The first ground raised a double jeopardy argument. Appellant contended he was erroneously convicted and sentenced for both robbery with a firearm and aggravated assault relating to the use of the same firearm, both acts arising from a single crime. In denying this ground, the trial court made reference to the charging document and explained that there were two different victims for the two different offenses; however, the trial court did not attach a copy of the charging document to the order of denial. When the denial of a rule 3.850 motion is not based on the legal insufficiency of the motion, the trial court must attach the portions of the files and records showing conclusively that the movant is not entitled to relief. See Fla. R.Crim. P. 3.850(d); Debose v. State, 580 So. 2d 638 (Fla. 5th DCA 1991).
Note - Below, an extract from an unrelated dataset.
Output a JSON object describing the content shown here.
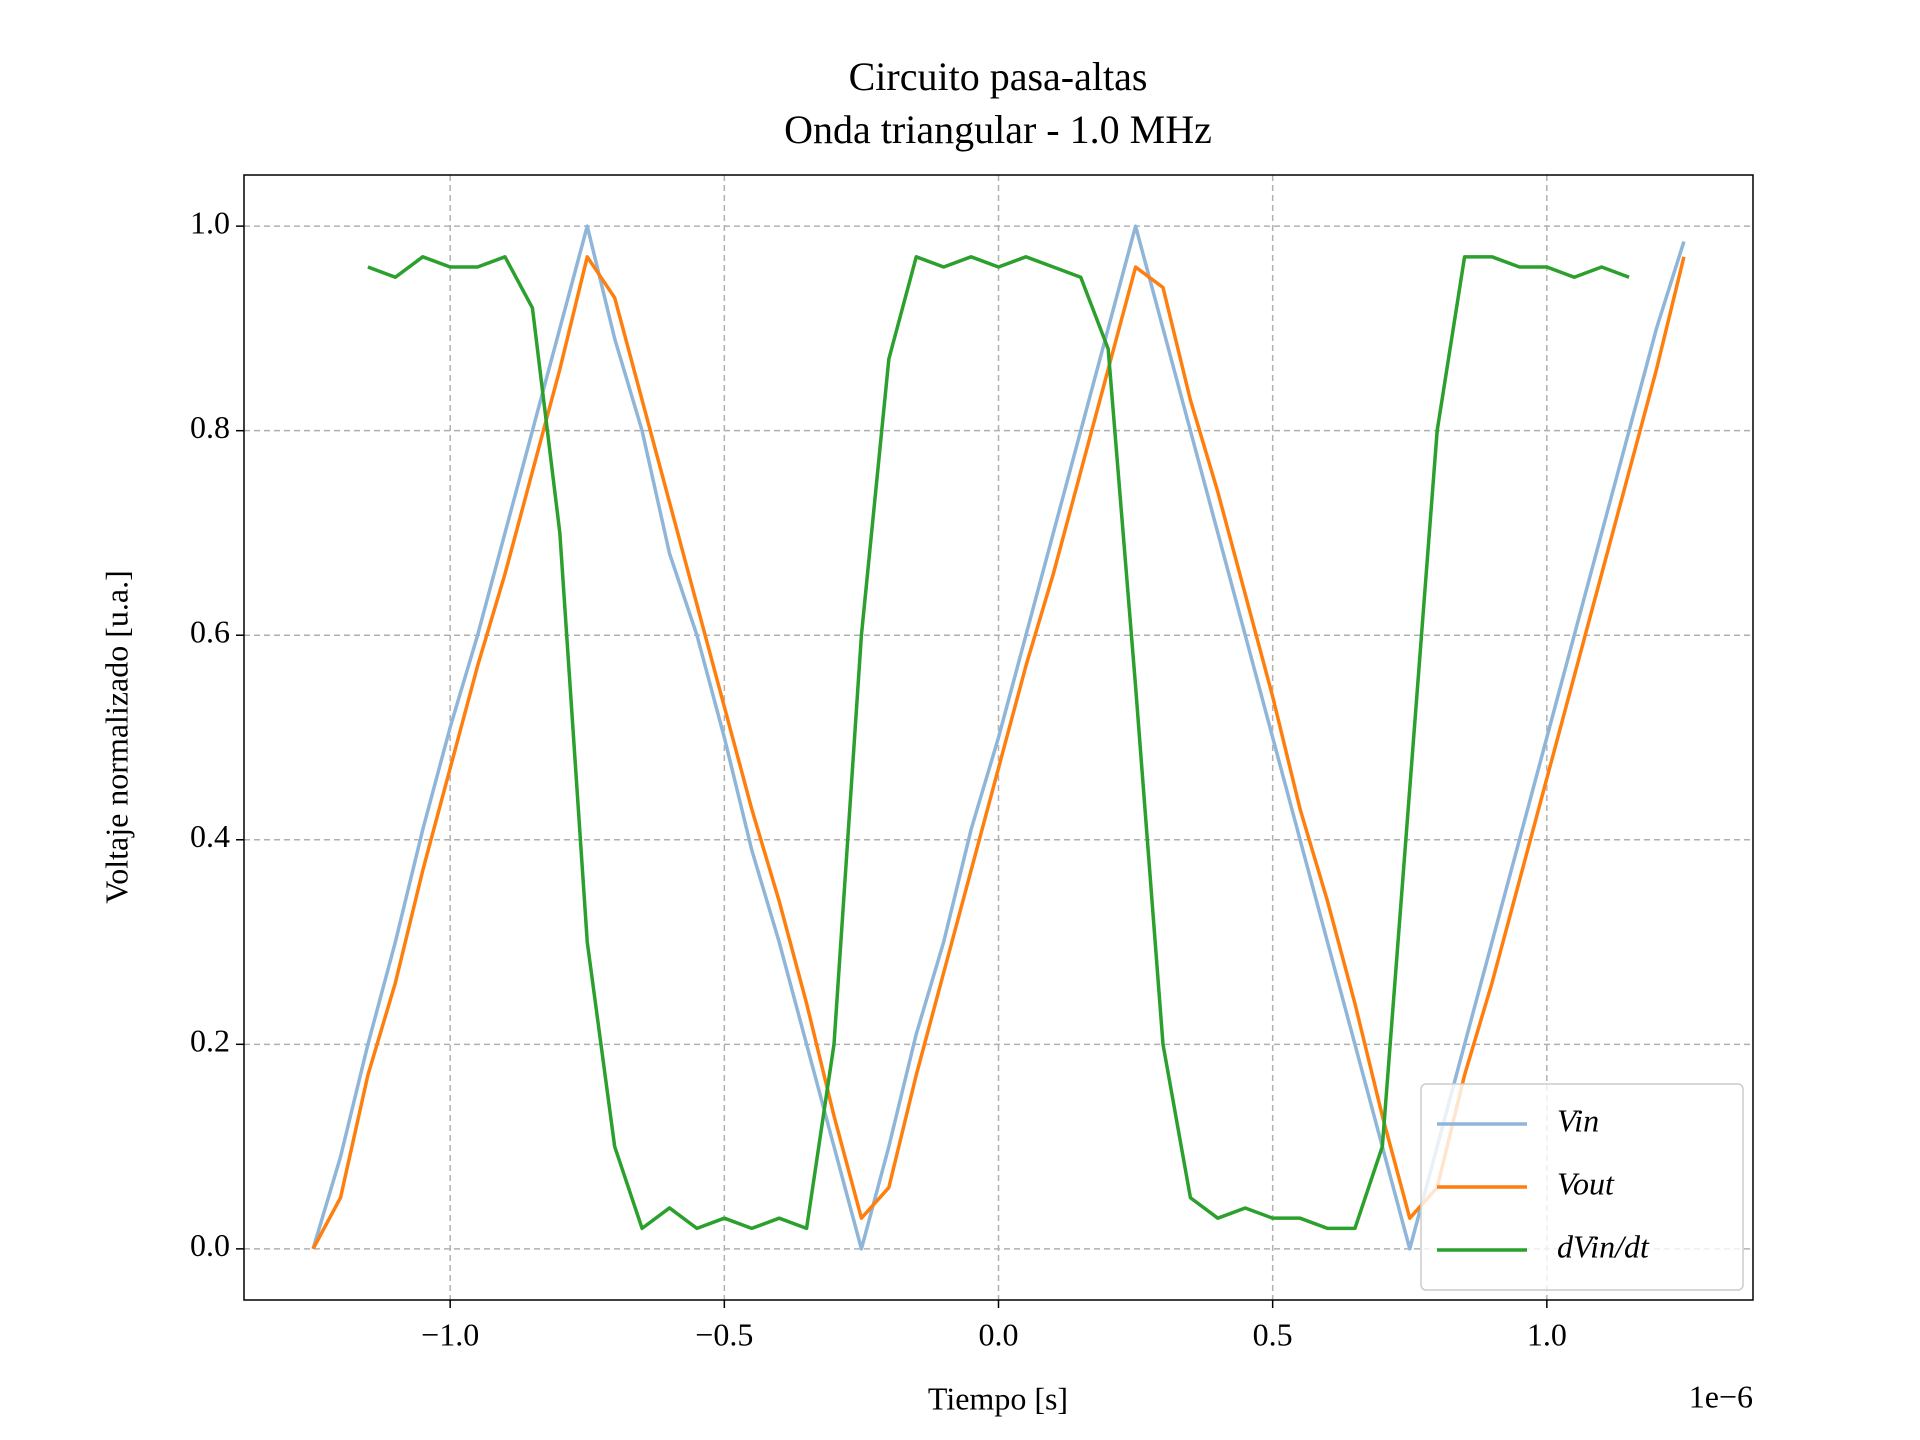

In his second ground, Appellant contended he was illegally sentenced pursuant to the 1995 sentencing guidelines for an offense committed on May 23, 1997. See Heggs v. State, 759 So. 2d 620 (Fla. 2000), (holding that chapter 95-184, enacting the 1995 sentencing guidelines, violated the single subject rule contained in article III, section 6 of the Florida Constitution). The trial court denied the motion based on Salters v. State, 731 So. 2d 826 (Fla. 4th DCA 1999) (determining who has standing to challenge a violent career criminal sentence, enacted by chapter 95-182, Laws of Florida, on the basis of violation of the single subject requirement), quashed, 758 So. 2d 667 (Fla.2000), which this court applied to challenges under Heggs in Bortel v. State, 743 So. 2d 595 (Fla. 4th DCA 1999), abrogated by Trapp v. State, 760 So. 2d 924 (Fla.2000). In view of the supreme court's decision in Trapp (holding that those persons with standing to challenge their sentences under Heggs were those whose offenses were committed on or after October 1, 1996, and before May 24, 1997), a copy of which the state has supplied as supplemental authority, it appears that Appellant falls within the class of those persons with standing to raise the challenge. Whether, as the state contends, Appellant is precluded from relief under Heggs because the sentence Appellant received pursuant to his negotiated plea is within the 1994 sentencing guidelines, or whether Appellant's plea was involuntarily induced by reference to the illegal guidelines, is an issue for the trial court to determine in the first instance.
Accordingly, the order denying Appellant's motion is reversed and remanded either for an evidentiary hearing or the attachment of portions of the record that conclusively show that the Appellant is entitled to no relief.
WARNER, C.J., GUNTHER and TAYLOR, JJ., concur.